Altering The Ridge Wallet by re-threading the elastic
The elastic will break at some point in the future. Either you will inadvertently scratch it with a sharp object or you will go to pay for the eight thousandth time, at which point you will realize that you need a new band. It is not difficult to replace it.
The most challenging aspect is definitely keeping in mind to place an order for the band. Once you have that, removing the fourteen screws is as simple as utilizing the screwdriver that was provided for you to do so. Because of the extremely small size of these screws, you need have a shot glass or another suitable container nearby in order to collect them.
Remove the outer plates, keeping the inner plates encircled by the elastic band after you remove the outer plates. Remove the worn-out band, replace it with the new one, and then put the whole thing back together. Remove the four screws located on the back plate that are the furthest away from the thumb notch. Using the money clip, place the two tabs so that they are sandwiched between the inner and the outer back plate. After it has been installed, you should tighten those last four screws.
The individual shown performing the procedure in the Ridge how-to video can wrap everything up in slightly more than four minutes. It took me closer than six tries the first few times I tried it. Because it’s not something you’re going to have to do very often, becoming an expert in the chore certainly isn’t necessary. Furthermore, in the broad scheme of things, six minutes is a rather short amount of time.
Making the transition from a money clip to a money strap
Even if you do not have an exhausted band, it is still beneficial to know how to take apart the wallet for another purpose, which is to transition from using a money clip to using a money strap. A money strap elastic is another product that can be purchased from Ridge. It’s essentially the same as a conventional elastic band, except there’s an extra loop linked to it.
You attach it to the wallet in much the same way, passing the main loop around the inner plates with the outside plates fastening it down, but with the money strap, you will leave that extra loop outside the outer back plate. This is how it is attached to the wallet. Either you use it as it is to hold your cash (in the same folded pattern) or you order the cash-strap plate to make it easier to work with your money. You can use it either way.
The Good and the Bad about ridge wallet
- Compact and long-lasting
Up to 12 cards can be carried at one time.
defense against RFID
Multiple possibilities (including aluminum, titanium, and carbon fiber, among others).
Despite its small size, the cash is simple to transport.
- It’s not hard to scratch.
It takes a lot of practice to play cards effectively.
The presence of metal in the construction can damage the contents of pockets.
When compared to the price of other minimalist wallets, this one is relatively pricey.
The Verdict on ridge wallet
Overall, The Ridge Wallet is a strong contender in the contest to create the best minimalist wallet.
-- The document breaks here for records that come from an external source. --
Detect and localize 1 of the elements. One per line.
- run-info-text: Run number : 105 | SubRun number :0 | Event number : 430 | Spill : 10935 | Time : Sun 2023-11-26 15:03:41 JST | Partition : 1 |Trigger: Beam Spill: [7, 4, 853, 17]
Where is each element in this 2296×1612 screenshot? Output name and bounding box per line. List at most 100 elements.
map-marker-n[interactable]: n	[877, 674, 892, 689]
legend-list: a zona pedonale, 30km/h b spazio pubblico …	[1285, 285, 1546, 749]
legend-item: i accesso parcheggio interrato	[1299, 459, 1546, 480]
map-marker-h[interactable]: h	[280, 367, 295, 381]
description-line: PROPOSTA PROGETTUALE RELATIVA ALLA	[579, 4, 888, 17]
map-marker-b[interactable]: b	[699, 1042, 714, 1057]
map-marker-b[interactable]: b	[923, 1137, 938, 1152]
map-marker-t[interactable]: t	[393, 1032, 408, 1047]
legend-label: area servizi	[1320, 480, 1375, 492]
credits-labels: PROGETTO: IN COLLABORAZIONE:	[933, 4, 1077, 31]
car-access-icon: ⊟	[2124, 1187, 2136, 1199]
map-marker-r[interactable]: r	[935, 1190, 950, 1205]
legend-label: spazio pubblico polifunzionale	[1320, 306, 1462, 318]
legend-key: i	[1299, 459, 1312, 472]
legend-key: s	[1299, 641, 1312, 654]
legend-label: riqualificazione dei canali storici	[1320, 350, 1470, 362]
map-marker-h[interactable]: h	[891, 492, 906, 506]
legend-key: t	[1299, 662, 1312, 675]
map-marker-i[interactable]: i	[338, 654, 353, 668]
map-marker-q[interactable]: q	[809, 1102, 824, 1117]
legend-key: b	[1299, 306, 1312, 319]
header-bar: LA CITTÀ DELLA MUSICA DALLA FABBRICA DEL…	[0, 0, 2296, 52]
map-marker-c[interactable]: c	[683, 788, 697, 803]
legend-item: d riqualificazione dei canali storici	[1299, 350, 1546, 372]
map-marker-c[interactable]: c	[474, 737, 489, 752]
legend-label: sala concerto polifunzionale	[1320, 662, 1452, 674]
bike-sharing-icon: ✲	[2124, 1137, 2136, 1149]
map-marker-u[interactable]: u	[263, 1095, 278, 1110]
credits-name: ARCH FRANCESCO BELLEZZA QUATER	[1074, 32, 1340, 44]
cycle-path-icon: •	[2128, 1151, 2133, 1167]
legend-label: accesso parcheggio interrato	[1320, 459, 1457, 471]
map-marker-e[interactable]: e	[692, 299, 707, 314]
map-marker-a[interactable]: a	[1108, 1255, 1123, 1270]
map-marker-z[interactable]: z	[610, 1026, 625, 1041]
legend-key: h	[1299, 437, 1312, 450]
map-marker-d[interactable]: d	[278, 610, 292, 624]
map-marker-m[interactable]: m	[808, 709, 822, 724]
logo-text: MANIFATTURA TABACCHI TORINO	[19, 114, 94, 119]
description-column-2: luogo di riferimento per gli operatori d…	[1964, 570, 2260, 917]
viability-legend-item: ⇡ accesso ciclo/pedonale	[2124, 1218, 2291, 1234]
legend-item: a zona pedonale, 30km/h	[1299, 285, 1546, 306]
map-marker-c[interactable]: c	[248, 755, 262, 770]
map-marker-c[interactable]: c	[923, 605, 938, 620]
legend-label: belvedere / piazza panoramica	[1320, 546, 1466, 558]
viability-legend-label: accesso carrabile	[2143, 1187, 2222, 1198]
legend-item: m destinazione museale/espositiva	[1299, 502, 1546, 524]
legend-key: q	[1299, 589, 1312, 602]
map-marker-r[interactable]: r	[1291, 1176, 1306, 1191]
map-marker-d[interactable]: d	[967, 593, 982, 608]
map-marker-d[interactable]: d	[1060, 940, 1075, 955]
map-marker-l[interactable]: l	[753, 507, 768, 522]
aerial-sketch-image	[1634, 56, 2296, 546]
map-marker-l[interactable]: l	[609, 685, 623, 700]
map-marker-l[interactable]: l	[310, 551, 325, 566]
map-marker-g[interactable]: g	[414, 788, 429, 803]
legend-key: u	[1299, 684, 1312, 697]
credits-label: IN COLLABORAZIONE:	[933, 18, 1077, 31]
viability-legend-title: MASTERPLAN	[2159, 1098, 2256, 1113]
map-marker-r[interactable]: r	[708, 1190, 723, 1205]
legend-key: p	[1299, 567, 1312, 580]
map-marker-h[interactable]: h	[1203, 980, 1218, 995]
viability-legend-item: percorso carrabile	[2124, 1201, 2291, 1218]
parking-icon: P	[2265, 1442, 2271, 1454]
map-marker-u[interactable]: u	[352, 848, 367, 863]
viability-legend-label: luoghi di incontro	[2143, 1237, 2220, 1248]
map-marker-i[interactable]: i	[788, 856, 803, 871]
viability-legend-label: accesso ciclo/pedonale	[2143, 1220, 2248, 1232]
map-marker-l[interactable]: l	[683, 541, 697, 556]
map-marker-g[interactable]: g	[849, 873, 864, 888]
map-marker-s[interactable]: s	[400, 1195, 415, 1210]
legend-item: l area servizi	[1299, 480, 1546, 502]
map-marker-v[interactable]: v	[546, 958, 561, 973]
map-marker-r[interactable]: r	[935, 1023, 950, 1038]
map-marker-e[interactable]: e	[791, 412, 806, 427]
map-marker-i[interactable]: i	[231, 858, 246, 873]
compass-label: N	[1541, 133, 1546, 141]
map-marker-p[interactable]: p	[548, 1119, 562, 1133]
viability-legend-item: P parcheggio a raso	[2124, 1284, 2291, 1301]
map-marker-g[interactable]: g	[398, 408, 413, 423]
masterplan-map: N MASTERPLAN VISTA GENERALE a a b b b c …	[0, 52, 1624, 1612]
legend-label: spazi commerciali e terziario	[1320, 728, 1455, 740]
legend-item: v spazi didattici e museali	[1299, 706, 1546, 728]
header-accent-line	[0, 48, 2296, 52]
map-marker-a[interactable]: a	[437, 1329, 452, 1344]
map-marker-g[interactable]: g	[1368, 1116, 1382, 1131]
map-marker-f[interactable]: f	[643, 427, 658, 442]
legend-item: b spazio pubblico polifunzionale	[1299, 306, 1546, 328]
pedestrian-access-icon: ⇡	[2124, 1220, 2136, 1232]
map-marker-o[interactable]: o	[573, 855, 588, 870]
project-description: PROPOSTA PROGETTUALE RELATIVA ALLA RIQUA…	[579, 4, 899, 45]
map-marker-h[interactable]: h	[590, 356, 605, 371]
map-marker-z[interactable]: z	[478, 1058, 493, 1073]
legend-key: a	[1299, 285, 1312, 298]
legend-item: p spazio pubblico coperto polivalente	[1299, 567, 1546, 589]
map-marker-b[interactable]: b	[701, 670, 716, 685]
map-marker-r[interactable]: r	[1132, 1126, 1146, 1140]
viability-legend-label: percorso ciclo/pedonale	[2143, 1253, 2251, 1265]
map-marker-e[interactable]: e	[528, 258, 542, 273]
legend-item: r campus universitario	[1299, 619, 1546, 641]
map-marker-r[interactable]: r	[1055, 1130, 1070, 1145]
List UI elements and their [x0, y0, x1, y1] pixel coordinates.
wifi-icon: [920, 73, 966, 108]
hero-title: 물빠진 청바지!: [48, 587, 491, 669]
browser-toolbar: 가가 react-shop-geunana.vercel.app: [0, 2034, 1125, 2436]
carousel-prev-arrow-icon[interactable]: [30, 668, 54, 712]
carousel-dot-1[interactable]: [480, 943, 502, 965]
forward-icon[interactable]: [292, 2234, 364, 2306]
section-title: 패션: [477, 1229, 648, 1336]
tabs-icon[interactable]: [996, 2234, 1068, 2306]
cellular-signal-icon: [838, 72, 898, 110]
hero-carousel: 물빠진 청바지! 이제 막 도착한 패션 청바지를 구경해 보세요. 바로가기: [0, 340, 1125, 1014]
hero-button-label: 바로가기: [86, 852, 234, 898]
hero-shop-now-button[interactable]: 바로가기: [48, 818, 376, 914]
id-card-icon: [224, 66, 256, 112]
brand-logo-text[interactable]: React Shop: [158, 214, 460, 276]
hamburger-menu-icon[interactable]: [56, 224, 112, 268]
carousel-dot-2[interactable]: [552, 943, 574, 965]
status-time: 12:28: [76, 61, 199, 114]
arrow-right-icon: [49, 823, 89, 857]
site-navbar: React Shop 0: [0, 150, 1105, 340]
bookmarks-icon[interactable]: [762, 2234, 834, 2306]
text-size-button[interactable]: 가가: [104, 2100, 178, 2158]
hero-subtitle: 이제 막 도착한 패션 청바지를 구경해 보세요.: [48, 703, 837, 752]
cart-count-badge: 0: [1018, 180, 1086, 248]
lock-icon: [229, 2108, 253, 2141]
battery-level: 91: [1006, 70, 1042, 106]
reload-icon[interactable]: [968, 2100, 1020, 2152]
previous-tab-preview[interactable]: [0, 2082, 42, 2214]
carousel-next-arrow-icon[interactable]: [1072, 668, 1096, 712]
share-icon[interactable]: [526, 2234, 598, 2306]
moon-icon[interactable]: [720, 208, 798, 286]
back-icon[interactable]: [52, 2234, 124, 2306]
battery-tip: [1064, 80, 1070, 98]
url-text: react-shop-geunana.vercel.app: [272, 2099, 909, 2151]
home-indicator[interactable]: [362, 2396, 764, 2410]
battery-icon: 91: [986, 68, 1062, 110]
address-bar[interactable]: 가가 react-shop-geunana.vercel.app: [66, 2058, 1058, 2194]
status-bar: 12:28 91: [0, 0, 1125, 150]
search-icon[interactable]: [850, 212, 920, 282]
Once you get beyond the initial learning curve, using the wallet is not just simple but also quite enjoyable. Although it doesn’t take up much room, it can store a decent lot of stuff. In terms of appearance, it is slick and sophisticated, without appearing to be unduly flashy. And we are fairly certain that it will outlive the vast majority of other wallets that are now available.
“A strong contender in the battle of the minimalist wallets.”